By the time I turned 44 my father, a retired farmer would visit and help with weeding by chopping into the earth with his shovel, slicing bulbs and digging out plants he thought were weeds. Horror struck, I would wait till he wasn’t looking then pull them from his pile and replant with tender care. One day mum called to say dad had been diagnosed with esophageal cancer. He had to return in three weeks for another scan because at 84 they needed to see how quickly it was growing to decide how to treat him, if at all. I searched my books and found reference to violets being beneficial for mouth, throat and stomach cancer. I raced down to Euroa and coaxed him to drink violet leaf tea. He went back to the oncologist and his second scan showed the tumour was gone. Who can say if a simple tea worked, but both of us loved violets from that day forwards.

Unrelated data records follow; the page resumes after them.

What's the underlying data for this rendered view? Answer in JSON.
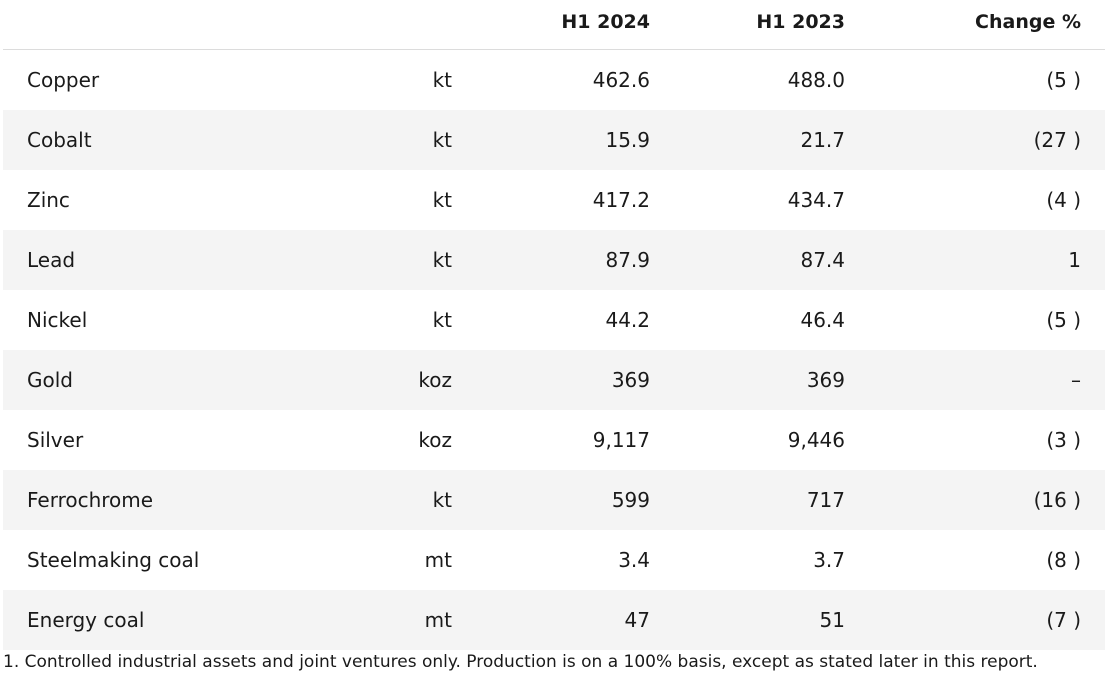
{
  "table": {
    "headers": {
      "name": "",
      "unit": "",
      "h1_2024": "H1 2024",
      "h1_2023": "H1 2023",
      "change": "Change %"
    },
    "rows": [
      {
        "name": "Copper",
        "unit": "kt",
        "h1_2024": "462.6",
        "h1_2023": "488.0",
        "change": "(5 )"
      },
      {
        "name": "Cobalt",
        "unit": "kt",
        "h1_2024": "15.9",
        "h1_2023": "21.7",
        "change": "(27 )"
      },
      {
        "name": "Zinc",
        "unit": "kt",
        "h1_2024": "417.2",
        "h1_2023": "434.7",
        "change": "(4 )"
      },
      {
        "name": "Lead",
        "unit": "kt",
        "h1_2024": "87.9",
        "h1_2023": "87.4",
        "change": "1"
      },
      {
        "name": "Nickel",
        "unit": "kt",
        "h1_2024": "44.2",
        "h1_2023": "46.4",
        "change": "(5 )"
      },
      {
        "name": "Gold",
        "unit": "koz",
        "h1_2024": "369",
        "h1_2023": "369",
        "change": "–"
      },
      {
        "name": "Silver",
        "unit": "koz",
        "h1_2024": "9,117",
        "h1_2023": "9,446",
        "change": "(3 )"
      },
      {
        "name": "Ferrochrome",
        "unit": "kt",
        "h1_2024": "599",
        "h1_2023": "717",
        "change": "(16 )"
      },
      {
        "name": "Steelmaking coal",
        "unit": "mt",
        "h1_2024": "3.4",
        "h1_2023": "3.7",
        "change": "(8 )"
      },
      {
        "name": "Energy coal",
        "unit": "mt",
        "h1_2024": "47",
        "h1_2023": "51",
        "change": "(7 )"
      }
    ]
  },
  "footnote": "1. Controlled industrial assets and joint ventures only. Production is on a 100% basis, except as stated later in this report."
}
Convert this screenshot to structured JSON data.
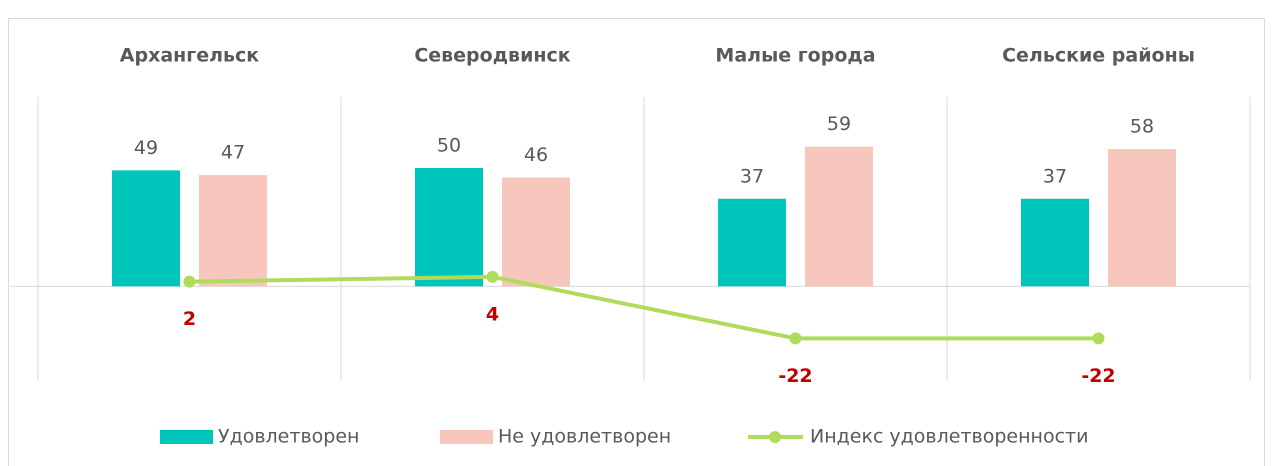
{
  "chart_data": {
    "type": "bar_line",
    "categories": [
      "Архангельск",
      "Северодвинск",
      "Малые города",
      "Сельские районы"
    ],
    "series": [
      {
        "name": "Удовлетворен",
        "type": "bar",
        "color": "#00c5ba",
        "values": [
          49,
          50,
          37,
          37
        ]
      },
      {
        "name": "Не удовлетворен",
        "type": "bar",
        "color": "#f7c6bd",
        "values": [
          47,
          46,
          59,
          58
        ]
      },
      {
        "name": "Индекс удовлетворенности",
        "type": "line",
        "color": "#b0dc5c",
        "label_color": "#c00000",
        "values": [
          2,
          4,
          -22,
          -22
        ]
      }
    ],
    "ylim": [
      -40,
      80
    ]
  }
}
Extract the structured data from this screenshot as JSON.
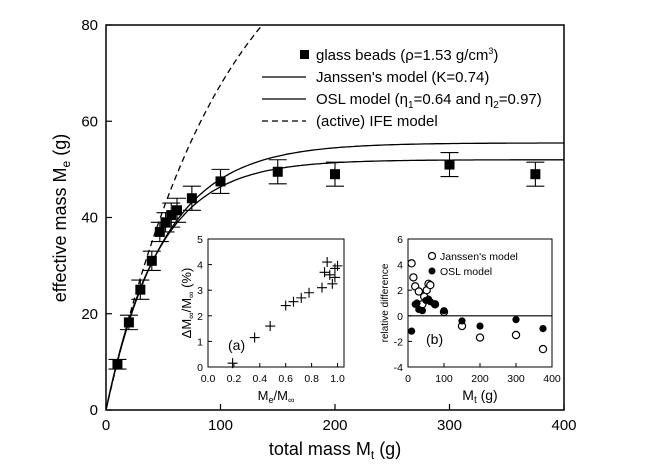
{
  "chart_data": [
    {
      "type": "scatter",
      "xlabel_main": "total mass M",
      "xlabel_sub": "t",
      "xlabel_unit": " (g)",
      "ylabel_main": "effective mass M",
      "ylabel_sub": "e",
      "ylabel_unit": " (g)",
      "xlim": [
        0,
        400
      ],
      "ylim": [
        0,
        80
      ],
      "xticks": [
        0,
        100,
        200,
        300,
        400
      ],
      "yticks": [
        0,
        20,
        40,
        60,
        80
      ],
      "grid": false,
      "legend_position": "top-right",
      "legend": [
        {
          "text": "glass beads (ρ=1.53 g/cm",
          "sup": "3",
          "tail": ")",
          "marker": "filled-square"
        },
        {
          "text": "Janssen's model (K=0.74)",
          "marker": "solid-line"
        },
        {
          "text": "OSL model (η",
          "sub1": "1",
          "mid": "=0.64 and η",
          "sub2": "2",
          "tail": "=0.97)",
          "marker": "solid-line"
        },
        {
          "text": "(active) IFE model",
          "marker": "dashed-line"
        }
      ],
      "series": [
        {
          "name": "glass beads",
          "marker": "filled-square",
          "points": [
            {
              "x": 10,
              "y": 9.5,
              "err": 1
            },
            {
              "x": 20,
              "y": 18.2,
              "err": 1.5
            },
            {
              "x": 30,
              "y": 25,
              "err": 2
            },
            {
              "x": 40,
              "y": 31,
              "err": 2
            },
            {
              "x": 47,
              "y": 37,
              "err": 2
            },
            {
              "x": 52,
              "y": 39,
              "err": 2
            },
            {
              "x": 57,
              "y": 40.5,
              "err": 2.5
            },
            {
              "x": 62,
              "y": 41.5,
              "err": 2.5
            },
            {
              "x": 75,
              "y": 44,
              "err": 2.5
            },
            {
              "x": 100,
              "y": 47.5,
              "err": 2.5
            },
            {
              "x": 150,
              "y": 49.5,
              "err": 2.5
            },
            {
              "x": 200,
              "y": 49,
              "err": 2.5
            },
            {
              "x": 300,
              "y": 51,
              "err": 2.5
            },
            {
              "x": 375,
              "y": 49,
              "err": 2.5
            }
          ]
        },
        {
          "name": "Janssen's model",
          "curve": "janssen",
          "Mmax": 52
        },
        {
          "name": "OSL model",
          "curve": "osl",
          "Mmax": 55.5
        },
        {
          "name": "(active) IFE model",
          "curve": "ife",
          "Mmax": 110
        }
      ]
    },
    {
      "type": "scatter",
      "panel_label": "(a)",
      "xlabel_main": "M",
      "xlabel_sub": "e",
      "xlabel_mid": "/M",
      "xlabel_sub2": "∞",
      "ylabel_main": "ΔM",
      "ylabel_sub": "∞",
      "ylabel_mid": "/M",
      "ylabel_sub2": "∞",
      "ylabel_unit": " (%)",
      "xlim": [
        0,
        1.05
      ],
      "ylim": [
        0,
        5
      ],
      "xticks": [
        "0.0",
        "0.2",
        "0.4",
        "0.6",
        "0.8",
        "1.0"
      ],
      "yticks": [
        "0",
        "1",
        "2",
        "3",
        "4",
        "5"
      ],
      "marker": "plus",
      "points": [
        {
          "x": 0.19,
          "y": 0.15
        },
        {
          "x": 0.36,
          "y": 1.15
        },
        {
          "x": 0.48,
          "y": 1.6
        },
        {
          "x": 0.6,
          "y": 2.4
        },
        {
          "x": 0.66,
          "y": 2.55
        },
        {
          "x": 0.72,
          "y": 2.7
        },
        {
          "x": 0.78,
          "y": 2.9
        },
        {
          "x": 0.88,
          "y": 3.1
        },
        {
          "x": 0.9,
          "y": 3.7
        },
        {
          "x": 0.92,
          "y": 4.1
        },
        {
          "x": 0.94,
          "y": 3.6
        },
        {
          "x": 0.96,
          "y": 3.25
        },
        {
          "x": 0.98,
          "y": 3.5
        },
        {
          "x": 0.98,
          "y": 3.85
        },
        {
          "x": 1.0,
          "y": 3.95
        }
      ]
    },
    {
      "type": "scatter",
      "panel_label": "(b)",
      "xlabel_main": "M",
      "xlabel_sub": "t",
      "xlabel_unit": " (g)",
      "ylabel": "relative difference",
      "xlim": [
        0,
        400
      ],
      "ylim": [
        -4,
        6
      ],
      "xticks": [
        "0",
        "100",
        "200",
        "300",
        "400"
      ],
      "yticks": [
        "-4",
        "-2",
        "0",
        "2",
        "4",
        "6"
      ],
      "reference_line": 0,
      "legend": [
        {
          "text": "Janssen's model",
          "marker": "open-circle"
        },
        {
          "text": "OSL model",
          "marker": "filled-circle"
        }
      ],
      "series": [
        {
          "name": "Janssen's model",
          "marker": "open-circle",
          "points": [
            {
              "x": 10,
              "y": 4.1
            },
            {
              "x": 15,
              "y": 3.0
            },
            {
              "x": 20,
              "y": 2.3
            },
            {
              "x": 30,
              "y": 1.9
            },
            {
              "x": 40,
              "y": 0.9
            },
            {
              "x": 45,
              "y": 1.5
            },
            {
              "x": 52,
              "y": 2.0
            },
            {
              "x": 57,
              "y": 2.5
            },
            {
              "x": 62,
              "y": 2.4
            },
            {
              "x": 75,
              "y": 0.9
            },
            {
              "x": 100,
              "y": 0.3
            },
            {
              "x": 150,
              "y": -0.8
            },
            {
              "x": 200,
              "y": -1.7
            },
            {
              "x": 300,
              "y": -1.5
            },
            {
              "x": 375,
              "y": -2.6
            }
          ]
        },
        {
          "name": "OSL model",
          "marker": "filled-circle",
          "points": [
            {
              "x": 10,
              "y": -1.2
            },
            {
              "x": 20,
              "y": 0.9
            },
            {
              "x": 25,
              "y": 1.0
            },
            {
              "x": 30,
              "y": 0.5
            },
            {
              "x": 40,
              "y": 0.4
            },
            {
              "x": 50,
              "y": 1.2
            },
            {
              "x": 57,
              "y": 1.3
            },
            {
              "x": 62,
              "y": 1.1
            },
            {
              "x": 75,
              "y": 0.9
            },
            {
              "x": 100,
              "y": 0.4
            },
            {
              "x": 150,
              "y": -0.4
            },
            {
              "x": 200,
              "y": -0.8
            },
            {
              "x": 300,
              "y": -0.3
            },
            {
              "x": 375,
              "y": -1.0
            }
          ]
        }
      ]
    }
  ]
}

Then came the delightful day our daughter was married in the garden. I was 53 and so proud of my beautiful girl. I think of her growing up, playing mud forts in the empty lake, making potions in the witch’s cottage and sitting for hours in the trees with sunflower seeds in her hand hoping to tame the brilliantly coloured king parrots; so many wonderful memories, I am so lucky.
One by one the children left home, bedrooms emptied, the house echoed and I turned to the garden and the beauty of its seasons to console me.
I turned 56 and realised I had time to paint but I also had a massive garden which, like a child needed constant care. Visitors would call on weekends to see the garden, word had spread, we even had bookings for weddings. My dad was gone, passed away peacefully at 91. Who would help me?
Then I discovered Helpx, an online site that put back-packers in touch with hosts. This scheme was ideal. They work 5 hours per day, in exchange we give meals and accommodation.
Laughter returned to the house, meal times are a jolly mix of every nationality’s food. The house is alive again and the weeds are under control, I can finally paint.
I am up in my studio and below floats sounds of laughter and happy chatter in many different accents, someone has picked up a guitar and is strumming gently. I think to myself that being famous is not as important as I thought it was, being happy in the moment is what matters.
I am nearly 60 and it’s a beautiful night in The Witches Garden. Silvery moonlight casts shadows all around. The osmanthus is flowering, I know because scented clouds of daphne-sweet citrus waft through the garden. I stand amidst the forest of magnificent trees each of which I know by name, they are also my children, I planted each one. I look up and see their branches reaching for the stars. I have in my hands a Lemon tree, tomorrow I will give it to my daughter.